The administration had already run through a dozen raisons d'etre for the war. The latest -- we're helping the tribes defeat al-Qaeda in Iraq; we're helping promote reconciliation in Baghdad, or a devolution of authority to the provinces, or both; we're nation-building toward a soft partition; we're working toward limiting the civil war when we leave even though we're arming the rival factions because of our immediate tactical needs; we're buying time for the Maliki government to settle the civil strife it's fomenting; we're fighting al-Qaeda in Iraq so we don't have to fight it here and because our Iraqi occupation doesn't leave us with a large enough force to do anything about the real al-Qaeda in Pakistan -- don't really pack much of a punch.
In our own Civil War, the moral urgency of the Union cause expanded during the conflict, which began as a war to preserve the Union and concluded not only as that but also as a war to abolish slavery and renew democracy. In Iraq, our cause has grown smaller and murkier with each passing month. In his Senate testimony Tuesday, Petraeus was so immersed in explicating ephemera that when old John Warner suddenly asked him if keeping the war going really made America safer, Petraeus could do no better than say, "Sir, I don't know, actually."

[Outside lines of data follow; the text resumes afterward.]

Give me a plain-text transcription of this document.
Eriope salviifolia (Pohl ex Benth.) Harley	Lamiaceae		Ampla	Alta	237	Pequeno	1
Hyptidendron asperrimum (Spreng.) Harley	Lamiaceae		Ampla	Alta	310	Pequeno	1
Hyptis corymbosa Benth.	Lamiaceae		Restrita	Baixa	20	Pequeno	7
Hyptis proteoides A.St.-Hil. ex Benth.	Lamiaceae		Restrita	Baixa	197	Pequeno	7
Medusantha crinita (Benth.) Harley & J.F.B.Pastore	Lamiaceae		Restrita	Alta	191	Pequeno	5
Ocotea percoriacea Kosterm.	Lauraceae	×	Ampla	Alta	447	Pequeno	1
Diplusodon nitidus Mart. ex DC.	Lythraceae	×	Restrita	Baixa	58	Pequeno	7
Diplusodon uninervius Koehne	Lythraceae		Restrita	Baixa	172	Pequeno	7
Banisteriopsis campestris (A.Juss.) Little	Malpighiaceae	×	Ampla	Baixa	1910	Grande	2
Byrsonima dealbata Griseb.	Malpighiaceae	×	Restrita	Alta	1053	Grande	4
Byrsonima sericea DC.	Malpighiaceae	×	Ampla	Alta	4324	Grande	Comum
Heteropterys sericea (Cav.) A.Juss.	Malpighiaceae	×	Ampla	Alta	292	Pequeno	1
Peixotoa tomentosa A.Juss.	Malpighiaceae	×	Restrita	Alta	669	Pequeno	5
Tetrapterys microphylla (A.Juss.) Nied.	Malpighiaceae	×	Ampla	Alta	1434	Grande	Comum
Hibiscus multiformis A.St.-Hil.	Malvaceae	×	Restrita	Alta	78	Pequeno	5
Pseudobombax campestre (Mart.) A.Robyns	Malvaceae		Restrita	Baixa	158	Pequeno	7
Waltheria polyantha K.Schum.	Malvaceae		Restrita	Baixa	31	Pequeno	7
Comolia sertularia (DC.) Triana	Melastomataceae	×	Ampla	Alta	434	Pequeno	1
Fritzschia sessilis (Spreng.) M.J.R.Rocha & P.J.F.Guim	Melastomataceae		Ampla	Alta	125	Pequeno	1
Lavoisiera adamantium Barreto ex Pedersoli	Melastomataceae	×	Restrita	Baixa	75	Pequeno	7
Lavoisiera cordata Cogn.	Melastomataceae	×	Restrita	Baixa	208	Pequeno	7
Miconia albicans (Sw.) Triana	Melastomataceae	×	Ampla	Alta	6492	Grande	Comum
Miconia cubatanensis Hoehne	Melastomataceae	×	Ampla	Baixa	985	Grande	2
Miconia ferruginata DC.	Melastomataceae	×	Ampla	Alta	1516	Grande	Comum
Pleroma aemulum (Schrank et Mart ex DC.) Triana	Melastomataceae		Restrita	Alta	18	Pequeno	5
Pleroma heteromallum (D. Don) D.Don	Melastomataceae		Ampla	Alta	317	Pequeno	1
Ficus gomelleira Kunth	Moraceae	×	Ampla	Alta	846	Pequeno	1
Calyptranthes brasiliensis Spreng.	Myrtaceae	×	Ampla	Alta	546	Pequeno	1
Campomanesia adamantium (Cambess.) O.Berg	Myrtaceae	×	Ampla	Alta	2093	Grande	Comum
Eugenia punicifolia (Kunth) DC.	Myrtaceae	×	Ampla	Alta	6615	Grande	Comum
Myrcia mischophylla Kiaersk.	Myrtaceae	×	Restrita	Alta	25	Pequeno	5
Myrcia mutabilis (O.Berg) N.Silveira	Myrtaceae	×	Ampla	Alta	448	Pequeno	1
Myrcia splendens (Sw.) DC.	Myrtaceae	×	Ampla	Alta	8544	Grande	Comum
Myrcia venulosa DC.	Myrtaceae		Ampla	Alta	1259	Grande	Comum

Failing to come up with a more compelling message, the administration clearly decided that it had to come up with a more credible messenger. The Iraqi army may not have stood up so that U.S. forces could stand down, but Petraeus stood up so Bush could stand down.
Indeed, the Petraeusization of the sales pitch is necessary precisely because the war itself isn't changing. The president and his general are proposing to reduce U.S. forces by next July to about the level they were at in November 2006, when the American people went to the polls and voted to change course in Iraq. They are not proposing to reduce forces beneath that level. The underlying sectarian enmities that have plunged Iraq into civil war haven't abated in the slightest. American soldiers are dying to protect Iraqis from Iraqis, to shift the balance of power to Shiites in this province and to Sunnis in that. The war remains a porker, though Petraeus has done his best to dab on the lipstick.
For the president and his party, though, Petraeus is messenger and message rolled into one. It's his war now, they say; he has begun the war anew; all they are saying is give Petraeus's war a chance. He enables Republican presidential candidates to avoid breaking with the president while at the same time not having to mention the president's name. The general enables Republican legislators to attack Democrats for squishiness without having to bring up Bush.
In the end, I don't think Petraeusization will succeed. The American people will understand it's the same stinking war. And for those who don't, George Bush will go on television tonight to drive that point home.